Waka
carry me.
Take my bow
guide this prow
to the Island that waits
between two rivers.
Oceans of horizons
Frigate birds signal land …
I’m in the middle of something, in the middle of everything. Manhattan is the kind of island that boasts it all. What it doesn’t have, I have brought with me.
That the Asian/Pacific/American Institute has invited me to stay longer is a relief for which I am eternally grateful. There is much work to be done, and I have only just scratched the surface.
I arrived last Fall with seed from the Orongorongo Ranges, the coast of Te Whanganui-a-Tara, the sludge of Waipori, the peaks of Te Waipounamu, the heat of Manono’s black rocks. I brought images, written and musical notes.
So far this residency has been an incubator, a pressure cooker, a poultice a poultice drawing me and my work out into the open.
There’s been diversity and new depths. I’m co-composing a score improvising with the finest musicians, have edited a chapter about the Pacific in an elementary school textbook, keynoted for Asian Heritage Month at NYU and at the University of Washington for Polynesian Day; I’ve performed live-to-air from an East Village club, at the Native American and Indigenous Studies conference in Athens, Georgia; at the first Matariki in New York City, at Fulbright’s 60th birthday in D.C. I am inspired to continue the legacy of Dr. Barbara Ann Teer.
This Spring the music, script and visuals were woven together in front of an audience for the first time when we launched the score of Breaking the Surface. No one was keener to find out what would happen.
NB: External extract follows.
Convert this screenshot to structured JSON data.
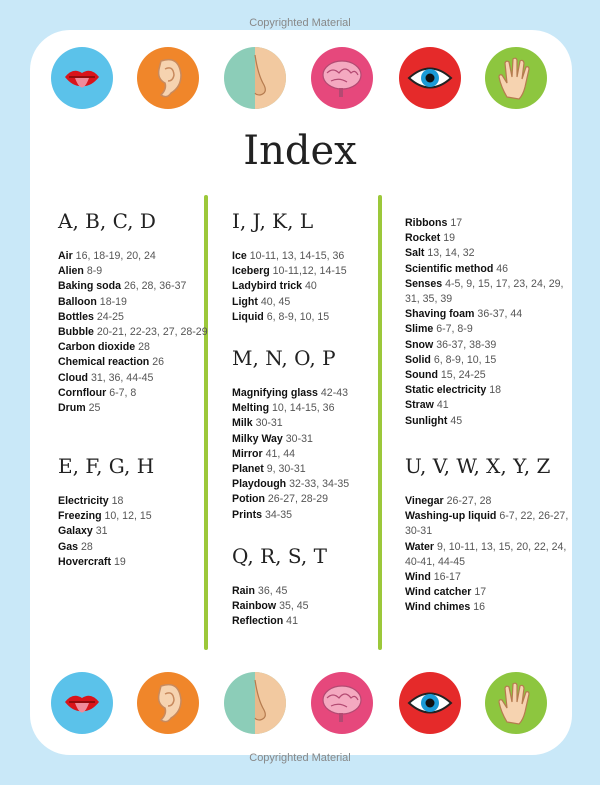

The Pacific is so easily out of sight and out of mind in New York City. There’s no excuse for this. There are plenty of connections to draw on. Whether or not this is important depends on how global you are. How present you really are right now on Earth. How indigenous are you to the 21st century?
New York City is long overdue an update on its 19th and 20th century perspectives on the Pacific. They’re just so damned sexy.
Why change anything?
My work is not only about realizing what I have brought with me. It is about what I am finding here, who I am finding here, how we are relating, how we are relating, and being absolutely here now with this discovery.
I’m looking forward to you Breaking the Surface with me next Spring, and you’re also invited to the book launch for through windows this Fall. My blog faitala will keep you posted.
Artist Bio
Susana Lei’ataua is an actor and a writer. She is the recipient of the New Zealand Fulbright Senior Scholar Award for 2008. Born in Wellington, New Zealand Susana is from generations of orators and story-tellers. She is part of the Lei‘ataua and Taupa‘u families of Manono, Samoa and her mother’s family has been in the Pacific for 200 years. She initially studied at the Lee Strasberg Theatre Institute, was Rossignol in Marat Sade at the Tribeca Lab, Lysistrata in Lysistrata in Washington Square Park; and under the banner Musumusu performed musical collaborations in downtown theaters and lofts including Lost in the Apple with members of the Groove Collective. Her solo dramatic poem through windows was produced by the A/P/A Institute in 2003 and as part of the New York Pacifika Film Festival in 2004. A recording of it is archived at Te Puna Matauranga o Aotearoa – the National Library of New Zealand. Lei‘ataua was in the Aotearoa/New Zealand delegation at the 9th Pacific Arts Festival in Palau in 2004. She has been a journalist, radio newsreader, talk show host, television presenter, producer, editor; a communications consultant for New Zealand government agencies and the Royal New Zealand Ballet, and project manager of the Ngai Tahu Leadership Programme.
Appropriately in his Four Quartets, Eliot prescribed that: “…last year’s words belong to last year’s language And next year’s words await another voice” That voice is now amongst us, delivered through its powerfully compelling persona, Susana Lei’ataua. Ms. Lei ‘ataua recently escorted an enchanted audience in Washington, D.C. on a magical malaga (voyage), to witness an intimate vocal reunion with her Samoan grandmother (Tina ole ‘aiga), whose recorded singing of pese o anamua Susana joined, imbuing all in their melodious, mystical communion. Ms. Lei ‘ataua’s ‘aiga (forebears), must, however, take pride in her vivid vocal imagery of ancient Pacific Island sagas seeking wary alignment with the modernity of present-day New York. Perhaps they know that their descendant’s voice of forceful elegance will articulate an environment, where, again to employ Eliot’s Quartets, “…both a new world And the old [are] made explicit, understood.”